Looking at the basted front it feels like you are nearly there.  When I quilt I always start at the middle and work outwards, if I was using straight lines I would start with a cross of the vertical and horizontal. the sun ray method means that the puff of fabric and batting is always smoothed outwards and can easily be tweeked if necessary.


 I free machined this quilt which means I dropped the feed dogs on my machine and starting from a centre point free motion stitched one very long and wiggly line.  I did stop to replace the bobbin - it used 3 full ones, but I didn't break the continuous line of thread from the spool of cotton on top of my machine.  This took me 1 hour.  It is a pig to do on an ordinary domestic machine but I like it because I can stitch right up to the embroidered parts without crossing and spoiling the effect of them.  I always have in the back of my mind the women who sat patiently embroidering, did they do it for their bottom drawer, did their domestic life turn out to be as perfect as they had hoped.  I find that most of the hand embroidered table linen I come across has been used very little, I would guess this is because when the dream turns in to reality no-one actually has time to launder and press linen after every meal.

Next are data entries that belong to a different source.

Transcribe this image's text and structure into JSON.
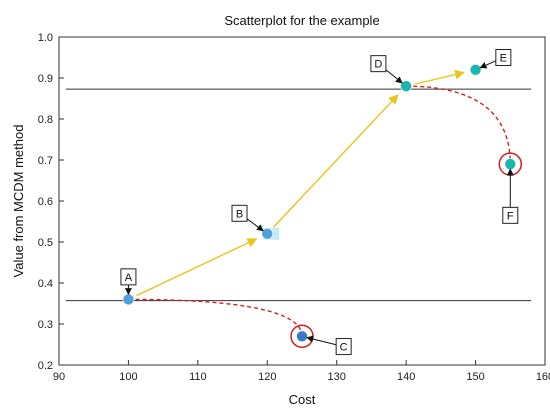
{
  "chart_data": {
    "type": "scatter",
    "title": "Scatterplot for the example",
    "xlabel": "Cost",
    "ylabel": "Value from MCDM method",
    "xlim": [
      90,
      160
    ],
    "ylim": [
      0.2,
      1.0
    ],
    "xticks": [
      90,
      100,
      110,
      120,
      130,
      140,
      150,
      160
    ],
    "yticks": [
      0.2,
      0.3,
      0.4,
      0.5,
      0.6,
      0.7,
      0.8,
      0.9,
      1.0
    ],
    "grid": false,
    "points": [
      {
        "label": "A",
        "x": 100,
        "y": 0.36,
        "color": "#4f9fd9"
      },
      {
        "label": "B",
        "x": 120,
        "y": 0.52,
        "color": "#4f9fd9"
      },
      {
        "label": "C",
        "x": 125,
        "y": 0.27,
        "color": "#3b78c6"
      },
      {
        "label": "D",
        "x": 140,
        "y": 0.88,
        "color": "#19b7b0"
      },
      {
        "label": "E",
        "x": 150,
        "y": 0.92,
        "color": "#19b7b0"
      },
      {
        "label": "F",
        "x": 155,
        "y": 0.69,
        "color": "#19b7b0"
      }
    ],
    "reference_lines": [
      {
        "y": 0.357,
        "x_from": 91,
        "x_to": 158
      },
      {
        "y": 0.873,
        "x_from": 91,
        "x_to": 158
      }
    ],
    "efficient_path": [
      "A",
      "B",
      "D",
      "E"
    ],
    "dominated_links": [
      [
        "A",
        "C"
      ],
      [
        "D",
        "F"
      ]
    ],
    "highlighted": [
      "C",
      "F"
    ],
    "colors": {
      "path_arrow": "#e8c51f",
      "dashed_link": "#d62020",
      "highlight_ring": "#d62020",
      "reference_line": "#333333",
      "label_arrow": "#111111"
    }
  }
}
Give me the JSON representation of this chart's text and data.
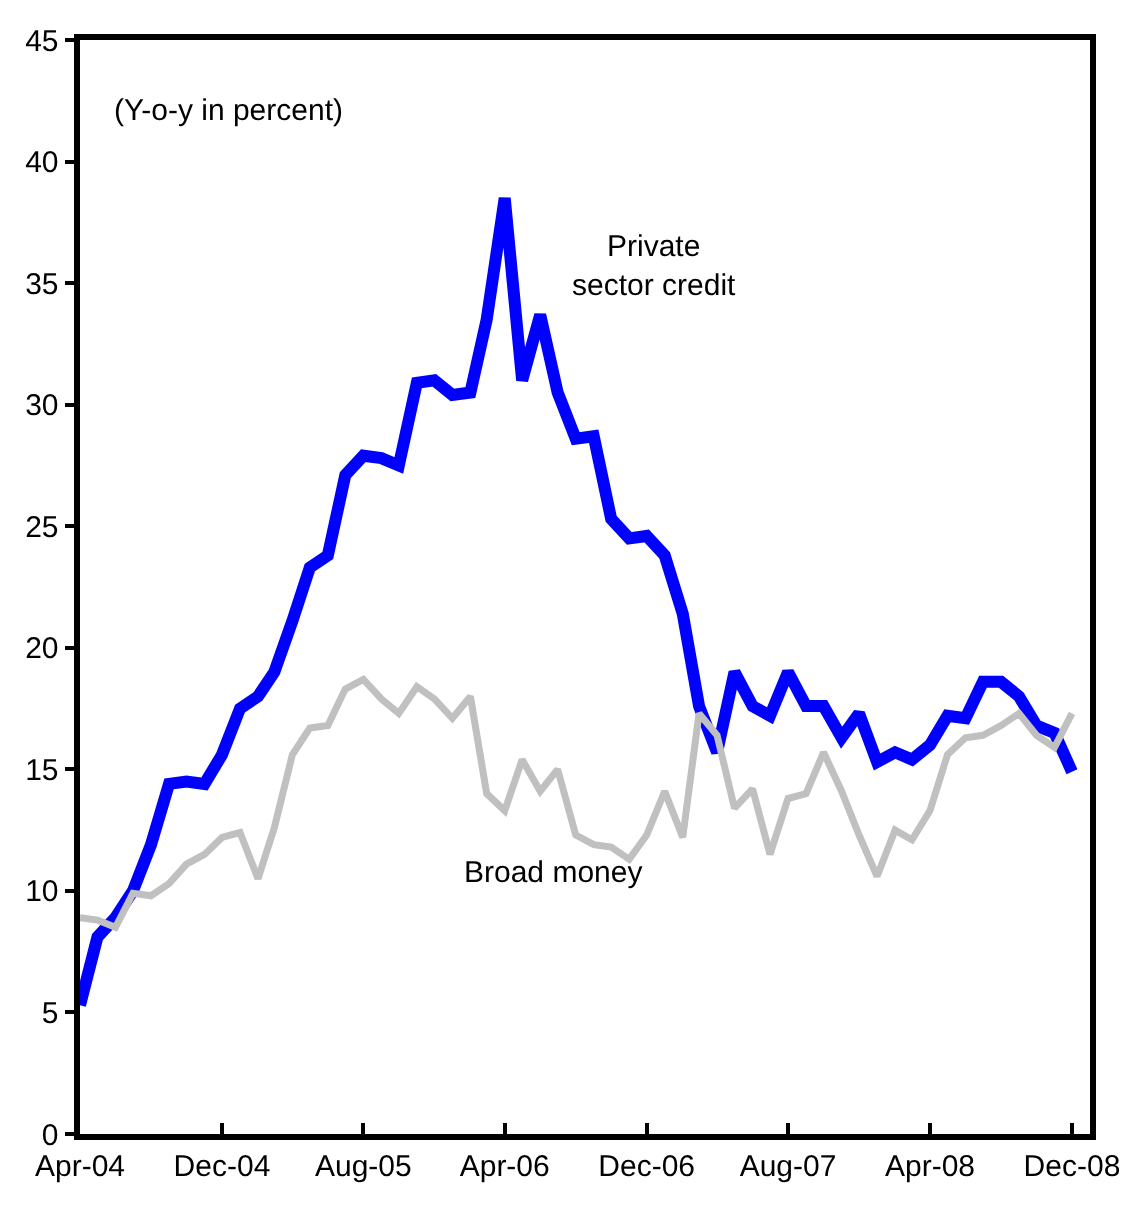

Finally the quilt is completed with a bias edge finished by hand stitching on the reverse side, with sharp little mitred corners.  To make the bias binding and pin it accurately in place and then machine around took me 2 hours.  The beautiful hand stitching which is a an invisible hem stitch and perfect points took me 2 hours.


A total of 12 hours labour, but what would this lowly woman's work cost you to buy?

Sunday, 12 May 2013

Textile Loveliness


Last weekend we had lunch in Birmingham and then popped over to see Lauren from Great British Sewing Bee in her new shop.  It was busy and full of lovely stuff, we managed some dress fabric - on the table - , embroidery transfers and a bit of ric-rac.  The star struck Miss Belle was thrilled to have her photo taken with Lauren,  I have never known her so shy.


Betsy's first quilt is all sandwiched up and basted, she is busy machine quilting it.


A couple of weekends ago we went over to a local quilt show, nothing very exciting, much circa. 1985.
Betsy was treated to some cute fabrics by our friend Gail, they are now safely tucked up in her stash suitcase.



 I also had a treat, Japanese Quilting, the tiniest patches and stitches, absolutely divine.


I managed to find some suitably delicate prints and I have made a start, it could take a while.



A couple of days before our quilt trip we were offered the last minute opportunity of going to stay in Wales for the weekend of WonderWool as someone had dropped out due to illness.  Our trip out with our friend to the quilt show was a firm booking in our diary so Betsy and I decided to brave the ever winding roads of Wales on Saturday night, with a tin of Custard Creams and Sat Nav, how could we fail.



We arrived at Lane Cottage at about 10pm on Saturday night and managed to pack a lot in before we had to leave on Monday morning.




We loved WonderWool and managed to do a little bit of shopping including Angora Yarn, Alpaca Pom Poms, a gorgeous Welsh blank and something I have been after for a while, a Niddy Noddy.